Enterprise implications: AI for engineering and DevOps workflows
For enterprises, Qwen3-Coder provides an open, extremely succesful different to closed-source proprietary fashions. With sturdy leads to coding execution and long-context reasoning, it’s particularly related for:
- Codebase-level understanding: Superb for AI techniques that should comprehend giant repositories, technical documentation, or architectural patterns
- Automated pull request workflows: Its capability to plan and adapt throughout turns makes it appropriate for auto-generating or reviewing pull requests
- Software integration and orchestration: By way of its native tool-calling APIs and performance interface, the mannequin will be embedded in inside tooling and CI/CD techniques.

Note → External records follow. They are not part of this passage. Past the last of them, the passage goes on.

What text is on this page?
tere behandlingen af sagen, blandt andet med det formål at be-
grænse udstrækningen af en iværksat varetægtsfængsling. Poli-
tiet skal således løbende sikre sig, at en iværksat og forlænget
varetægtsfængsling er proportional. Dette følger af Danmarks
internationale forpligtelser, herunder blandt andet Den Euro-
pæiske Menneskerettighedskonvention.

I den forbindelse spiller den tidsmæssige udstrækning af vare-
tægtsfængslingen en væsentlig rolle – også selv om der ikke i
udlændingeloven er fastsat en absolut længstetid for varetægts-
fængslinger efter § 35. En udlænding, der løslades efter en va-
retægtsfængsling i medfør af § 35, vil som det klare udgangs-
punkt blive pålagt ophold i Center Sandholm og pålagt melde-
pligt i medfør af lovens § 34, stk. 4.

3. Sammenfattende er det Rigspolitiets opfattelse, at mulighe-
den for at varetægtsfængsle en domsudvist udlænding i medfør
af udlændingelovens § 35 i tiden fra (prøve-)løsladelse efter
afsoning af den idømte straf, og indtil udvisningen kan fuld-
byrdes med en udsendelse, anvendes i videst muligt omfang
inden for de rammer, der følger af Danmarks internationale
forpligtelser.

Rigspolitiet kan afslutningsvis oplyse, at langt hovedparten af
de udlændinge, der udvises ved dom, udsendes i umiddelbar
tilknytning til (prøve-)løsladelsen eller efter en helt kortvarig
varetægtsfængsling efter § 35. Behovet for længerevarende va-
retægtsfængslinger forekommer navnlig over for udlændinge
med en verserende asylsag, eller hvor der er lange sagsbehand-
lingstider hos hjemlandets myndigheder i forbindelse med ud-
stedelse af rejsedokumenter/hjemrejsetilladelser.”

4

This makes it particularly viable for agentic workflows and merchandise, i.e., these the place the person triggers one or a number of duties that it needs the AI mannequin to go off and do autonomously, by itself, checking in solely when completed or when questions come up.
- Knowledge residency and price management: As an open mannequin, enterprises can deploy Qwen3-Coder on their very own infrastructure—whether or not cloud-native or on-prem—avoiding vendor lock-in and managing compute utilization extra instantly
Help for lengthy contexts and modular deployment choices throughout numerous dev environments makes Qwen3-Coder a candidate for production-grade AI pipelines in each giant tech firms and smaller engineering groups.

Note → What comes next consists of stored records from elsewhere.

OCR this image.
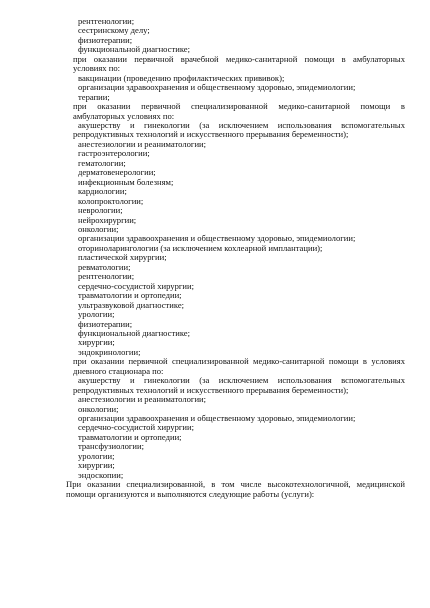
рентгенологии;
сестринскому делу;
физиотерапии;
функциональной диагностике;
при оказании первичной врачебной медико-санитарной помощи в амбулаторных
условиях по:
вакцинации (проведению профилактических прививок);
организации здравоохранения и общественному здоровью, эпидемиологии;
терапии;
при оказании первичной специализированной медико-санитарной помощи в
амбулаторных условиях по:
акушерству и гинекологии (за исключением использования вспомогательных
репродуктивных технологий и искусственного прерывания беременности);
анестезиологии и реаниматологии;
гастроэнтерологии;
гематологии;
дерматовенерологии;
инфекционным болезням;
кардиологии;
колопроктологии;
неврологии;
нейрохирургии;
онкологии;
организации здравоохранения и общественному здоровью, эпидемиологии;
оториноларингологии (за исключением кохлеарной имплантации);
пластической хирургии;
ревматологии;
рентгенологии;
сердечно-сосудистой хирургии;
травматологии и ортопедии;
ультразвуковой диагностике;
урологии;
физиотерапии;
функциональной диагностике;
хирургии;
эндокринологии;
при оказании первичной специализированной медико-санитарной помощи в условиях
дневного стационара по:
акушерству и гинекологии (за исключением использования вспомогательных
репродуктивных технологий и искусственного прерывания беременности);
анестезиологии и реаниматологии;
онкологии;
организации здравоохранения и общественному здоровью, эпидемиологии;
сердечно-сосудистой хирургии;
травматологии и ортопедии;
трансфузиологии;
урологии;
хирургии;
эндоскопии;
При оказании специализированной, в том числе высокотехнологичной, медицинской
помощи организуются и выполняются следующие работы (услуги):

Developer entry and greatest practices
To make use of Qwen3-Coder optimally, Qwen recommends:
- Sampling settings: temperature=0.7, top_p=0.8, top_k=20, repetition_penalty=1.05
- Output size: As much as 65,536 tokens
- Transformers model: 4.51.0 or later (older variations might throw errors as a result of qwen3_moe incompatibility)

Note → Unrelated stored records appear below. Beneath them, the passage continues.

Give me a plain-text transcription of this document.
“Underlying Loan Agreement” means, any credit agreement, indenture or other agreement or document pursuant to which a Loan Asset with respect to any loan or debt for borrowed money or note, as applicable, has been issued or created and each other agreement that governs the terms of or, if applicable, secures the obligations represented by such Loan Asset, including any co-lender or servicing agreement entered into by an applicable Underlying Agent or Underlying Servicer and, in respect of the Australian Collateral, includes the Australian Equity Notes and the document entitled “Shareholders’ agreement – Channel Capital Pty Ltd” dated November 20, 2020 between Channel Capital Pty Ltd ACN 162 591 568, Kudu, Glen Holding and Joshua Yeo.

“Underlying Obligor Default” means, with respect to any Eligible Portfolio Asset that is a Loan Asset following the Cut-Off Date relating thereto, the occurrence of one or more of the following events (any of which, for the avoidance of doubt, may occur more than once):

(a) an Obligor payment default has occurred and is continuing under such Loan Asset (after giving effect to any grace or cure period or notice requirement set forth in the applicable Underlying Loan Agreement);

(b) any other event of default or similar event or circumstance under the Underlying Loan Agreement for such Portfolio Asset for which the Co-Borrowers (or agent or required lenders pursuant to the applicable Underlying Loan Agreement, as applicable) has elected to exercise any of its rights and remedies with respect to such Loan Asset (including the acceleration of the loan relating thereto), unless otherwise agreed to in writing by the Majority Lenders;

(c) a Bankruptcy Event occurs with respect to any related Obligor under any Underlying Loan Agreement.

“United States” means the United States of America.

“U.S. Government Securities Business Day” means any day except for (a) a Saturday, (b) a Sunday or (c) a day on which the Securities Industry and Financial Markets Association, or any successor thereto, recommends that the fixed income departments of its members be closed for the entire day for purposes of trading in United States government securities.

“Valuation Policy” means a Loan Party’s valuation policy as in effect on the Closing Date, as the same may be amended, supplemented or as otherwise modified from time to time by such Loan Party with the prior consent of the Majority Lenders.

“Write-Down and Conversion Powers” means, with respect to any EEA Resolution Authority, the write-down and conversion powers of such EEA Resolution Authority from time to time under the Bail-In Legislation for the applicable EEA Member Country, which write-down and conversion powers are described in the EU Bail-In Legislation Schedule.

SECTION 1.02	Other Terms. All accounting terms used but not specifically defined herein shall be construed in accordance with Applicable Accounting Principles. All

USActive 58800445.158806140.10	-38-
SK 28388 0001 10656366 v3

APIs and SDK examples are offered utilizing OpenAI-compatible Python shoppers.
Builders can outline customized instruments and let Qwen3-Coder dynamically invoke them throughout dialog or code era duties.
Heat early reception from AI energy customers
Preliminary responses to Qwen3-Coder-480B-A35B-Instruct have been notably constructive amongst AI researchers, engineers, and builders who’ve examined the mannequin in real-world coding workflows.
Along with Raschka’s lofty reward above, Wolfram Ravenwolf, an AI engineer and evaluator at EllamindAI, shared his expertise integrating the mannequin with Claude Code on X, stating, “That is certainly the most effective one at the moment.”
After testing a number of integration proxies, Ravenwolf mentioned he in the end constructed his personal utilizing LiteLLM to make sure optimum efficiency, demonstrating the mannequin’s attraction to hands-on practitioners targeted on toolchain customization.
Educator and AI tinkerer Kevin Nelson additionally weighed in on X after utilizing the mannequin for simulation duties.
“Qwen 3 Coder is on one other degree,” he posted, noting that the mannequin not solely executed on offered scaffolds however even embedded a message inside the output of the simulation — an sudden however welcome signal of the mannequin’s consciousness of job context.
Even Twitter co-founder and Sq. (now referred to as “Block”) founder Jack Dorsey posted an X message in reward of the mannequin, writing: “Goose + qwen3-coder = wow,” in reference to his Block’s open supply AI agent framework Goose, which VentureBeat lined again in January 2025.
These responses counsel Qwen3-Coder is resonating with a technically savvy person base searching for efficiency, adaptability, and deeper integration with current growth stacks.
Wanting forward: extra sizes, extra use instances
Whereas this launch focuses on probably the most highly effective variant, Qwen3-Coder-480B-A35B-Instruct, the Qwen group signifies that further mannequin sizes are in growth.
These will intention to supply related capabilities with decrease deployment prices, broadening accessibility.
Future work additionally contains exploring self-improvement, because the group investigates whether or not agentic fashions can iteratively refine their very own efficiency via real-world use.